Hi,
We are a small startup, and are using elasticsearch in a scheme where most our documents are similar to users/albums/photos docs, containing fields such as album names, photo size, comments etc.
We've had a great experience with elasticsearch, up until we've hit a scaling issue.
The main problem seems to be write operations. They gradually started to create a tremendous amount of CPU.
We've been cracking our head this past week and I really hope this esteemed forum could help us.
I'll try to describe the setup and use case, and provide as much info to help profile:
- ElasticSearch version is 0.20.4
-
A single shard with a single replica on an amazon m1.large machine (7.5 GB RAM, 2 virtual CPU with 2 EC2 compute units each)
-
about 150,000,000 records
-
ES size is 250 GB (index + data) - How can I tell the breakdown, how much the index takes, and how much the storage?
-
Right now we are about 20-30 writes per second - This creates almost a 100% use in CPU. Those writes are almost exclusively _update scripts that add or change a single(!) field. Would have thought this is a cheap operation (obviously I reached an unhealthy point where this costs alot of cpu).
-
Heap Size is defined as 5.8GB, JVM shows use in a cycle bounded by 3-5 GB. The rest of the parameters were as in default deployment of ES.
-
CPU utilization pattern can be seen here: http://i.imgur.com/pmg97ty.png
-
I created a gist of the _hot_threads endpoint and the _stats enpoint here.
Note that there are two files in the gist, and that the relevant index is called my_index_more, the others were just sandboxes. -
I have 80 segments, many of them are at 5GB (the maximum defined by default)
Should i have less segments? increase the max segment size?

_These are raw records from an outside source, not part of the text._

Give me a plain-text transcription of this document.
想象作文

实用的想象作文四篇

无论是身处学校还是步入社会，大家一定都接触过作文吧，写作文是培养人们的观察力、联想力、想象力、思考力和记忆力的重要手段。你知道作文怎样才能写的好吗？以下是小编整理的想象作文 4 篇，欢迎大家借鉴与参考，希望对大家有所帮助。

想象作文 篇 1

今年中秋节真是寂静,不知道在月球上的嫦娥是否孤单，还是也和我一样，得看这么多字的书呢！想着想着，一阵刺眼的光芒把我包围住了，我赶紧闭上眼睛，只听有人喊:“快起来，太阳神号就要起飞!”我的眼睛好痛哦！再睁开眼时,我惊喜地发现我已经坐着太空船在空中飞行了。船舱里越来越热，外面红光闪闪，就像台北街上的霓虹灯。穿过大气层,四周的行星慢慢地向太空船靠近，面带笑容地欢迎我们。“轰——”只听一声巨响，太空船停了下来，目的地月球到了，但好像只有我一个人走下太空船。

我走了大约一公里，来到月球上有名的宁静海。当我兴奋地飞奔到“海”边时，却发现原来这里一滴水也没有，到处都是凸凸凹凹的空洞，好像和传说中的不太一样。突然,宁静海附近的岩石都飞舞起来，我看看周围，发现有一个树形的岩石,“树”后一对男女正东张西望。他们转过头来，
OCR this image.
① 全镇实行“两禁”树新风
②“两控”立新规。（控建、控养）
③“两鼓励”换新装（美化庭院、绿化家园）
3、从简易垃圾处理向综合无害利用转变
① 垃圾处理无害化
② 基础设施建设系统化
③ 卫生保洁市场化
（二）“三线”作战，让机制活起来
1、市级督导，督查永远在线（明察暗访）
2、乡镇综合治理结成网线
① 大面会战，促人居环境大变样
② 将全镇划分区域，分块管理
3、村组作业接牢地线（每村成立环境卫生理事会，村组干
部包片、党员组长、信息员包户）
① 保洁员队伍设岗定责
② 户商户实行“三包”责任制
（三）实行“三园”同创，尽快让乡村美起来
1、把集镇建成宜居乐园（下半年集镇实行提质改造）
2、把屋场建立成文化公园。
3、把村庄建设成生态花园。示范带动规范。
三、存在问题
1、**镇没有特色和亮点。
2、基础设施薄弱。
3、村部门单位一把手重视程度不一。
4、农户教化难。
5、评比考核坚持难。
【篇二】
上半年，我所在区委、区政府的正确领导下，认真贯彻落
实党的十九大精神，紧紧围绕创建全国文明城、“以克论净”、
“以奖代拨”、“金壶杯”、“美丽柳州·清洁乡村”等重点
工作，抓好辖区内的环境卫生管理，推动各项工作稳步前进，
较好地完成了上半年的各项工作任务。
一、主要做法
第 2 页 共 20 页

Have I reached a past the point of a "healthy" lucene index? why? what should I do? Shard the data to several Lucene indexes?
What is a healthy number of segments in an index? whats a healthy size per shard (GB-wise and document count-wise)?
And I guess the real question is, i'm missing intuition here.
What tools should I use to further anaylze?
What should I read to gain a better understanding of my problem?
Hope you guys can help!